The first follows some work I've been doing for a chapter I'm writing for an upcoming book by Franziska Trede and Celina McEwen titled 'Educating the deliberate professional: Preparing practitioners for emergent futures', and looks at the historical role played by artisans and whether professions like physiotherapy might find some meaningful and interesting ways to reinvent this role in 21st century health care. This is the first abstract:
Re-inventing artisans for 21st century health care
Calls for health professionals to be more than ‘technical rationalists’ have been prominent in professionalization literature for more than half a century. Professions with a strong history of skills-based competence have struggled more than most to respond to these calls. Those that have been heavily influenced by biomedical discourses - professions like dentistry, osteopathy, physiotherapy and podiatry - appear to be doubly disadvantaged because of biomedicine’s strong affinity for Cartesian Dualism and its reductive tendencies. Foucault reminds us, however, that no power can ever be total, and that power always carries with it the possibility for resistance. Consequently, we have seen in recent years a number of counter-narratives emerge within the professions allied to medicine that call for new forms of ‘deliberate’ practice. Using physiotherapy as a paradigm case, I explore the history of the present of physiotherapy’s long affinity with biomechanical discourses drawing on Hannah Arendt’s work in The Human Condition. Arendt’s conceptualisation of action, making, behaviour and fabrication are deployed to re-examine the concept of the artisan; a once predominant mode of labour relation that fell into decline with the Industrial Revolution and the emergence of mass-market economies. In recent years, the artisan has returned as a form of resistance to consumer culture, and it appears that people people in advanced economies are looking to more bespoke, embodied experiences - even in their everyday purchasing decisions. To this end, I examine whether the artisan might create the necessary conditions where traditionally skills-based professions may finally break free from the constraints of biomedical rationalism and engage in more ‘deliberate’ modes of practise.

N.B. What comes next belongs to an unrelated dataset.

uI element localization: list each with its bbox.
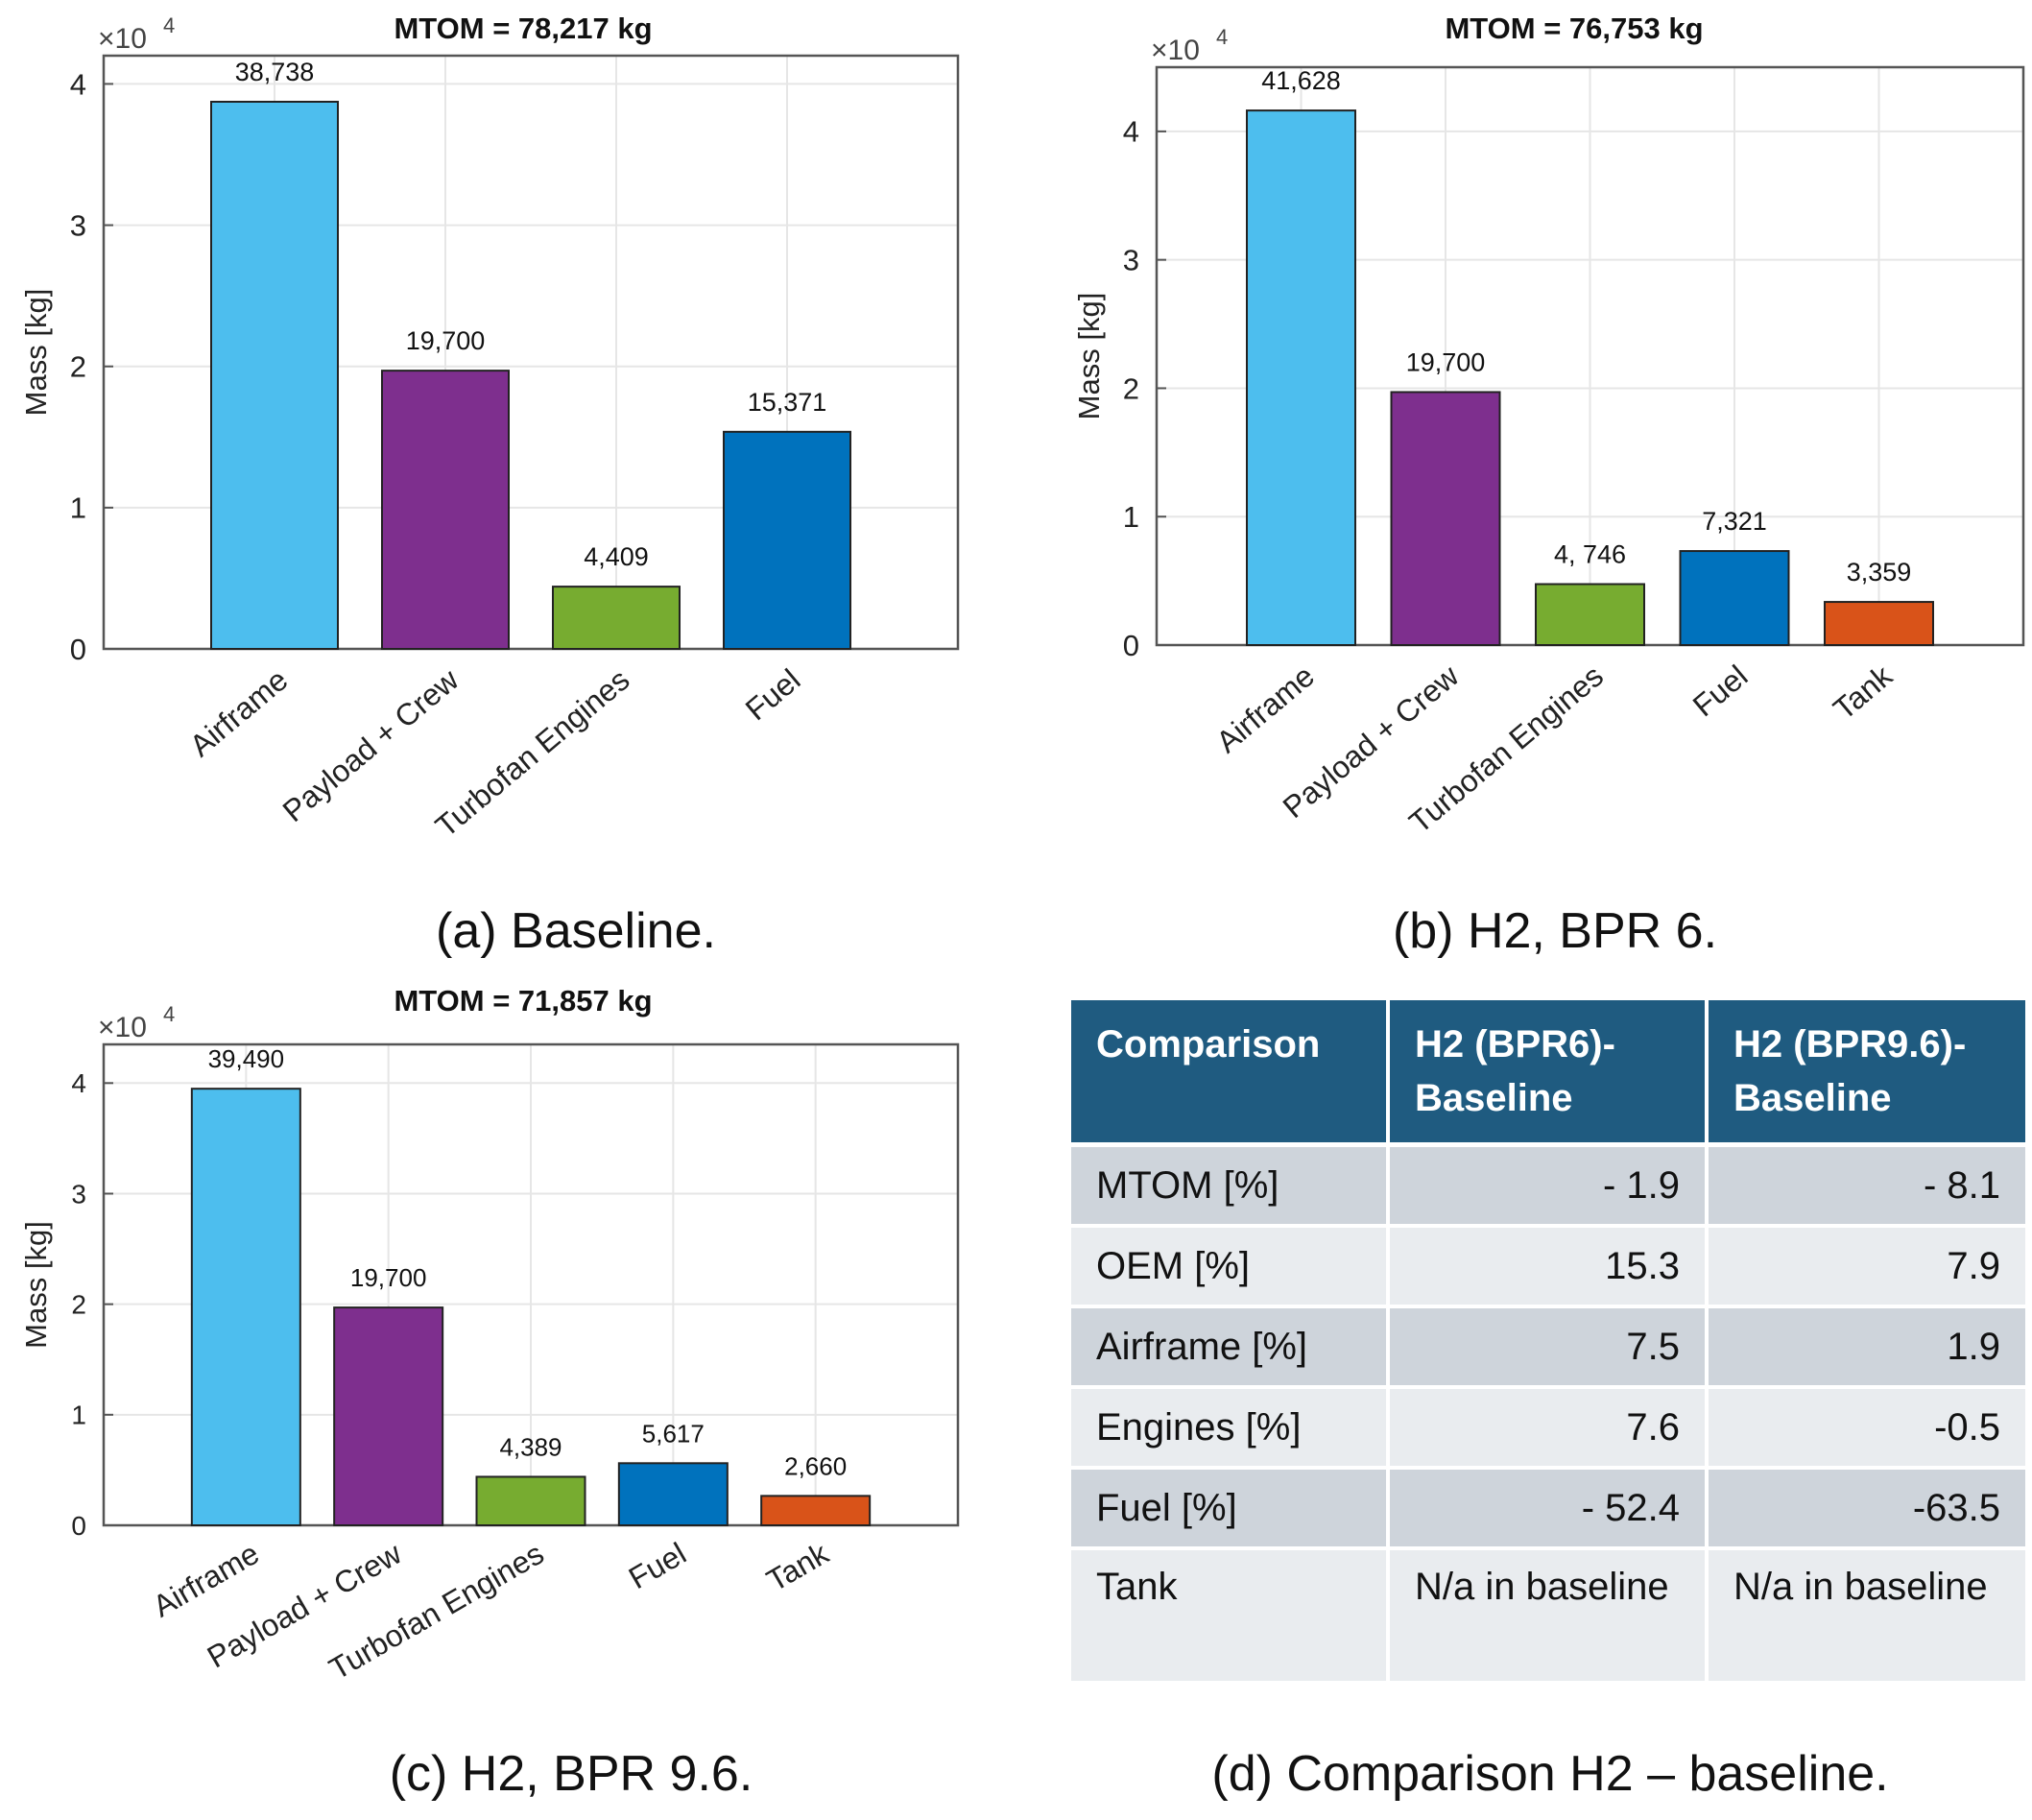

The second abstract references work I've been doing for a number of years now, looking at the history of physiotherapy before it became a legitimate and orthodox health profession. I'm particularly interested in the way the women who founded the profession used a very 'masculine' model of practice and exerted this over other women of similar age and social standing to get a foot hold as a new profession. Here's the second abstract:
Suffrage suspended? Counter-narratives of womens’ quest for professional legitimacy
A great deal has been written about the role the suffrage movement played in the development of nursing and midwifery during the late nineteenth and early twentieth centuries. Much of this research points to roles played by middle- and upper-class women in professionalizing socially validated notions of caring, and the importance of this in demarcating practice territories that complemented the work of (male) physicians. Little attention has been paid, however, to the development of new professional identities for women at the margins of nursing and midwifery. In 1895, the Society of Trained Masseuses (STM) was formed by a small group of nurses and midwives in an attempt to legitimize massage and establish it as a worthy career for educated women. Many of the Society’s founders were firmly committed to female suffrage, yet evidence suggests that they knowingly adopted overtly androcentric ideologies to establish their profession’s subordinate relationship to medicine. Critically, members of the STM took advantage of neurasthenia - one of the most prevalent disorders of the late nineteenth century - to establish their credibility. The preferred treatment for neurasthenia was known as the Rest Cure, an approach that has been heavily criticised for the paternalistic, infantilizing attitudes of it’s male proponents. The Rest Cure involved strict isolation, force feeding, and a range of passive therapies that would become the basis of the STM’s scope of practice. In this paper I argue that the women who founded the STM used neurasthenic women to establish their legitimacy and create a new professional identity that manifests today as physiotherapy. I argue that physiotherapy may be the first female-dominated profession to make a virtue of overtly androcentric ideologies in order to establish and legitimize new professional roles for women.
If you haven't made your submission yet and are keen to attend, the process is very easy. Go to the conference website and follow the links through to the abstract submission site. The deadline for submission is 15 November 2014.